It's obvious that Zindi changed the private dataset by removing all the outliers without announcing it to the participants. I stopped this competition long ago because of the settings of this competition (bad data and bad metric) so I don't feel very concerned; but for all the other participants : what a waste of time!!!!
That's a very brave statements. Do you have any evidence that would back it up?
the private score (~100) is the score that you will get if you remove all outliers from your training dataset and do a CV
Yes, removing outliers is giving contrasting results on both leaderboards. They should balance the test data. Otherwise, you cannot draw good conclusions.
The villain of the competition is the 'Acre' feature.
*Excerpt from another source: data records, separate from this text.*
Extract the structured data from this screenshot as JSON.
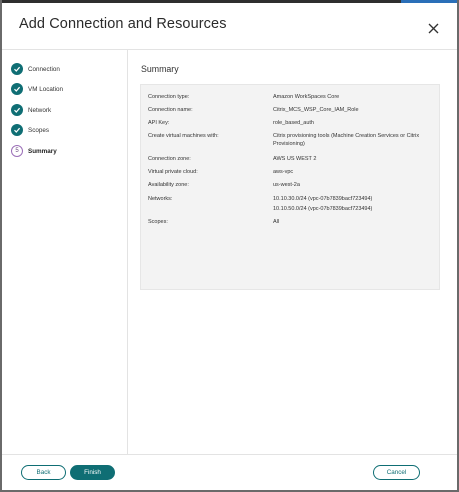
{
  "dialog": {
    "title": "Add Connection and Resources"
  },
  "steps": [
    {
      "label": "Connection",
      "status": "complete"
    },
    {
      "label": "VM Location",
      "status": "complete"
    },
    {
      "label": "Network",
      "status": "complete"
    },
    {
      "label": "Scopes",
      "status": "complete"
    },
    {
      "label": "Summary",
      "status": "current",
      "number": "5"
    }
  ],
  "summary": {
    "title": "Summary",
    "rows": [
      {
        "label": "Connection type:",
        "value": "Amazon WorkSpaces Core"
      },
      {
        "label": "Connection name:",
        "value": "Citrix_MCS_WSP_Core_IAM_Role"
      },
      {
        "label": "API Key:",
        "value": "role_based_auth"
      },
      {
        "label": "Create virtual machines with:",
        "value": "Citrix provisioning tools (Machine Creation Services or Citrix Provisioning)"
      },
      {
        "label": "Connection zone:",
        "value": "AWS US WEST 2"
      },
      {
        "label": "Virtual private cloud:",
        "value": "aws-vpc"
      },
      {
        "label": "Availability zone:",
        "value": "us-west-2a"
      },
      {
        "label": "Networks:",
        "value": "10.10.30.0/24 (vpc-07b7839bacf723494)",
        "value2": "10.10.50.0/24 (vpc-07b7839bacf723494)"
      },
      {
        "label": "Scopes:",
        "value": "All"
      }
    ]
  },
  "footer": {
    "back_label": "Back",
    "finish_label": "Finish",
    "cancel_label": "Cancel"
  },
  "colors": {
    "accent": "#0f6e74",
    "current_step_ring": "#9b6fb8",
    "summary_background": "#f3f3f3"
  },
  "icons": {
    "close": "close-icon",
    "step_complete": "checkmark-icon"
  }
}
Without it, we would never have discovered that the outliers were actually data entry errors, and Zindi wouldn't have had to change the private test set. Also, I still strongly believe that this feature has the target leaked into it.
While I agree that the Acre feature is strongly correlated, On the contrary, I think that's how it is in real life. The crop yield is strongly a function of the land size. So the feature by default explains what the target may look like, but isn't a target leak.
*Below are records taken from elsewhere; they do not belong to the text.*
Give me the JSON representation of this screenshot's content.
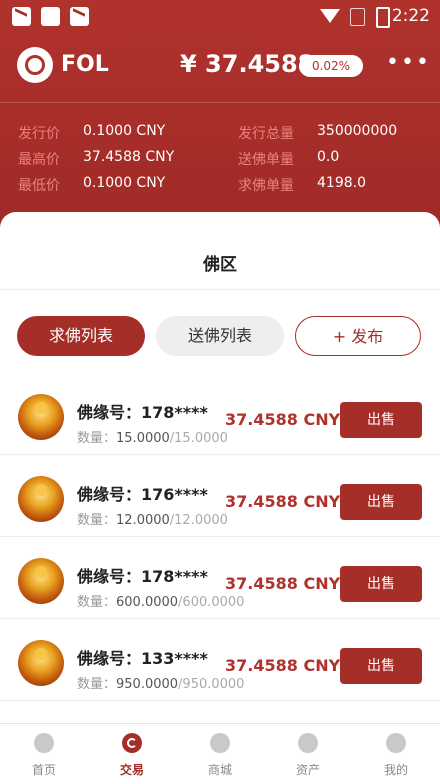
{
  "status_bar": {
    "time": "2:22"
  },
  "header": {
    "coin": "FOL",
    "price": "¥ 37.4588",
    "change": "0.02%",
    "more_icon": "more-dots-icon"
  },
  "stats": [
    {
      "label": "发行价",
      "value": "0.1000 CNY"
    },
    {
      "label": "最高价",
      "value": "37.4588 CNY"
    },
    {
      "label": "最低价",
      "value": "0.1000 CNY"
    },
    {
      "label": "发行总量",
      "value": "350000000"
    },
    {
      "label": "送佛单量",
      "value": "0.0"
    },
    {
      "label": "求佛单量",
      "value": "4198.0"
    }
  ],
  "panel": {
    "title": "佛区",
    "tabs": {
      "active": "求佛列表",
      "inactive": "送佛列表",
      "publish": "+ 发布"
    }
  },
  "list": [
    {
      "uid": "佛缘号：178****",
      "qty_label": "数量：",
      "qty_cur": "15.0000",
      "qty_total": "/15.0000",
      "price": "37.4588 CNY",
      "action": "出售"
    },
    {
      "uid": "佛缘号：176****",
      "qty_label": "数量：",
      "qty_cur": "12.0000",
      "qty_total": "/12.0000",
      "price": "37.4588 CNY",
      "action": "出售"
    },
    {
      "uid": "佛缘号：178****",
      "qty_label": "数量：",
      "qty_cur": "600.0000",
      "qty_total": "/600.0000",
      "price": "37.4588 CNY",
      "action": "出售"
    },
    {
      "uid": "佛缘号：133****",
      "qty_label": "数量：",
      "qty_cur": "950.0000",
      "qty_total": "/950.0000",
      "price": "37.4588 CNY",
      "action": "出售"
    }
  ],
  "tabbar": [
    {
      "label": "首页",
      "icon": "home-icon"
    },
    {
      "label": "交易",
      "icon": "trade-icon",
      "active": true
    },
    {
      "label": "商城",
      "icon": "mall-icon"
    },
    {
      "label": "资产",
      "icon": "assets-icon"
    },
    {
      "label": "我的",
      "icon": "profile-icon"
    }
  ],
  "colors": {
    "brand": "#a62e29",
    "header": "#b0322d"
  }
}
I strongly disagree with your statement. If there were a single feature with a 1:1 correlation to Yield, and we had access to this feature before predicting Yield, then there would be no need for any competition. In fact, this single feature could solve many world problems. We wouldn't need to know about the weather or the soil type for planting; we would just need to know about 'Acre'.
No, no no, that's why the correlation wasn't 1:1, it would be high in real life of course maybe even up to 90% correlation. Plus this is a feature we have access to in real life before predicting the yield, that's why I think it isn't a leak.
Hi mchahhou, I understand your perspective, however the public leaderboard is different from the private and they do not intersect. The Zindi team most likely did not change anything. The public LB contained outliers, but the private did not. The public LB deceived us all, CV was the way.
Proofs have been shown in other threads that they indeed changed the private data on purpose. This changes the whole purpose of the competition. Now instead of an outlier detection problem, we have a standard regression problem
I strongly agree with your statement! This challenge was wasted too much time...
this is just like a lucky draw🎉